In each of the first to third embodiments, one side edge of the metal frame 14 is made to protrude into the space between the panels 11 and 12, and both panels 11 and 12 cover the one side edge of the metal frame 14. However, in this embodiment, a metal frame 14 is provided at a predetermined position on the outer periphery of the panels 11 and 12, and the structure is such that the panels 11 and 12 are wrapped from the outside.

In this embodiment, an adhesive 16 is applied to the outer surface of the panel 12.
The frame 14 is bonded to the adhesive 16B through the adhesive 16B, and no tensile stress is generated inside the adhesive 16B due to thermal expansion of the cooling medium 22, and only compressive stress acts on the inside of the adhesive 16B. It has the highest strength as a stop structure.

In addition, in the first to fourth embodiments, the tube 20 is arranged around the entire circumference of the part of the sealed space 18 that comes into contact with the adhesive 16, but it is not necessary to arrange the tube 20 around the entire circumference. The tube 20 may be provided only along its length, and the tube 20 need not be provided at a location where it comes into contact with the adhesive 16, but within the watertight space 18 and outside the electron beam irradiation area.

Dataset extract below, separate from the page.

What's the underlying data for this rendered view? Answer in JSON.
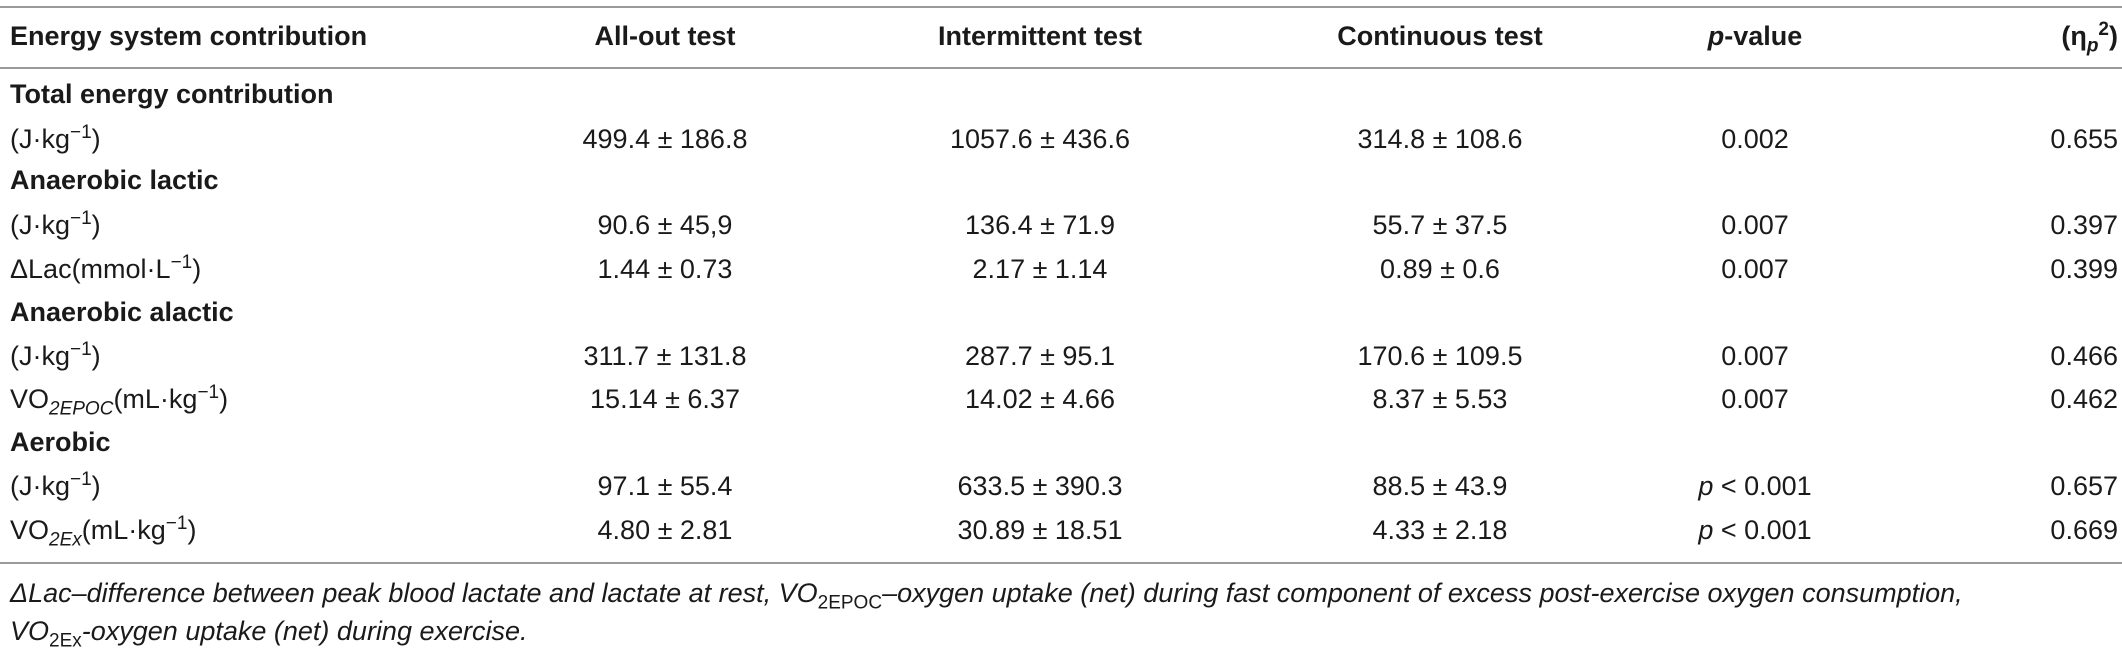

It may be arranged at a predetermined length at an arbitrary position.

Furthermore, in the first to fourth embodiments, the adhesive 1
6 is used as a sealing member for the cooling medium 22. However, the fluorescent panel 11 and the transparent panel 12 are fixed by a mechanical fixing means such as a bolt-nut method, and O is used as a sealing member for the cooling medium 22. It goes without saying that the present invention can also be applied when using a ring.

〔Effect of the invention〕

According to the present invention, the compressible member absorbs the thermal expansion of the cooling medium due to the heat generated by the fluorescent surface panel and relieves the stress applied to the sealing member, and since the compressible member is independent from the sealing member, the compressible member To provide a high-brightness liquid-cooled cathode ray tube device that has high structural reliability because there is no leakage of cooling medium due to peeling of adhesive parts with other members or damage to compressible members due to contraction and restoring operations of the tube. I can do it.

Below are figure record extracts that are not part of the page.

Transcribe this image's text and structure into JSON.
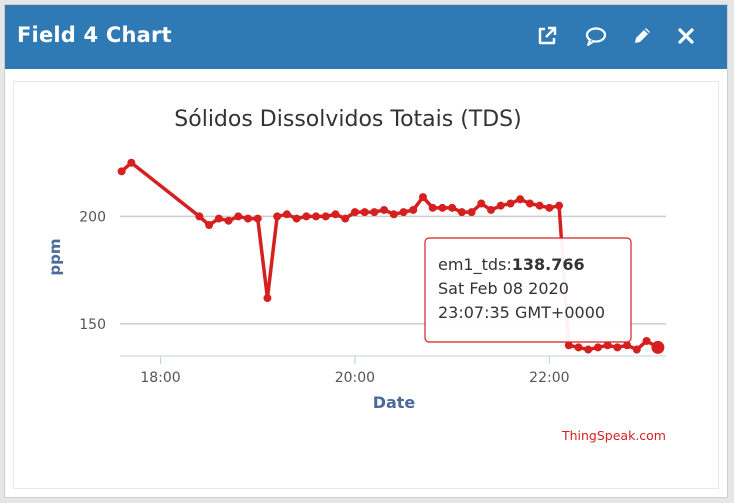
{
  "header": {
    "title": "Field 4 Chart",
    "buttons": [
      {
        "name": "open-external-button",
        "icon": "external-link-icon"
      },
      {
        "name": "comment-button",
        "icon": "speech-bubble-icon"
      },
      {
        "name": "edit-button",
        "icon": "pencil-icon"
      },
      {
        "name": "close-button",
        "icon": "close-icon"
      }
    ],
    "color": "#2f7ab5"
  },
  "chart_data": {
    "type": "line",
    "title": "Sólidos Dissolvidos Totais (TDS)",
    "xlabel": "Date",
    "ylabel": "ppm",
    "x_ticks": [
      "18:00",
      "20:00",
      "22:00"
    ],
    "y_ticks": [
      150,
      200
    ],
    "xlim": [
      "17:35",
      "23:12"
    ],
    "ylim": [
      135,
      230
    ],
    "grid": true,
    "series_color": "#d62020",
    "series": [
      {
        "name": "em1_tds",
        "points": [
          [
            "17:36",
            221
          ],
          [
            "17:42",
            225
          ],
          [
            "18:24",
            200
          ],
          [
            "18:30",
            196
          ],
          [
            "18:36",
            199
          ],
          [
            "18:42",
            198
          ],
          [
            "18:48",
            200
          ],
          [
            "18:54",
            199
          ],
          [
            "19:00",
            199
          ],
          [
            "19:06",
            162
          ],
          [
            "19:12",
            200
          ],
          [
            "19:18",
            201
          ],
          [
            "19:24",
            199
          ],
          [
            "19:30",
            200
          ],
          [
            "19:36",
            200
          ],
          [
            "19:42",
            200
          ],
          [
            "19:48",
            201
          ],
          [
            "19:54",
            199
          ],
          [
            "20:00",
            202
          ],
          [
            "20:06",
            202
          ],
          [
            "20:12",
            202
          ],
          [
            "20:18",
            203
          ],
          [
            "20:24",
            201
          ],
          [
            "20:30",
            202
          ],
          [
            "20:36",
            203
          ],
          [
            "20:42",
            209
          ],
          [
            "20:48",
            204
          ],
          [
            "20:54",
            204
          ],
          [
            "21:00",
            204
          ],
          [
            "21:06",
            202
          ],
          [
            "21:12",
            202
          ],
          [
            "21:18",
            206
          ],
          [
            "21:24",
            203
          ],
          [
            "21:30",
            205
          ],
          [
            "21:36",
            206
          ],
          [
            "21:42",
            208
          ],
          [
            "21:48",
            206
          ],
          [
            "21:54",
            205
          ],
          [
            "22:00",
            204
          ],
          [
            "22:06",
            205
          ],
          [
            "22:12",
            140
          ],
          [
            "22:18",
            139
          ],
          [
            "22:24",
            138
          ],
          [
            "22:30",
            139
          ],
          [
            "22:36",
            140
          ],
          [
            "22:42",
            139
          ],
          [
            "22:48",
            140
          ],
          [
            "22:54",
            138
          ],
          [
            "23:00",
            142
          ],
          [
            "23:07",
            139
          ]
        ]
      }
    ],
    "tooltip": {
      "series_label": "em1_tds:",
      "value": "138.766",
      "date_line": "Sat Feb 08 2020",
      "time_line": "23:07:35 GMT+0000"
    },
    "credit": "ThingSpeak.com"
  }
}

[Brief explanation of the drawing]

FIG. 1 is a sectional view showing a first embodiment of the present invention;
FIG. 2 is a cross-sectional view showing the state of deformation of the tube due to thermal expansion of the cooling medium, and FIG. 3 is a cross-sectional view of main parts showing a second embodiment of the present invention. FIG. 4 is a sectional view of a main part showing a third embodiment of the present invention, FIG. 5 is a sectional view of a main part of a fourth embodiment of the invention, and FIG. 6 is a conventional liquid-cooled cathode ray tube device. FIG. 10... Cathode ray tube body, 11... Fluorescent panel,
11A...electron beam irradiation section, 12...transparent panel,
14...Metal frame body, 14A...Heat receiving surface of metal frame body, 16, 16A, 16B...Adhesive, 18...
Watertight space, 20...tube, 22...cooling medium.

Claims (1)

[Claims] 1. A transparent panel is placed opposite the outer surface of the fluorescent panel of the cathode ray tube body at a predetermined distance apart, and a frame made of a good thermal conductor is placed facing the space between the two panels, and this frame and both the panels A sealing member is interposed between the two panels to form a liquid-tight space between both panels, and a compressible member filled with gas is disposed independent of the sealing member outside the electron beam irradiation area of this liquid-tight space. A liquid-cooled cathode ray tube device characterized in that the liquid-tight space is filled with a light-transmitting cooling medium.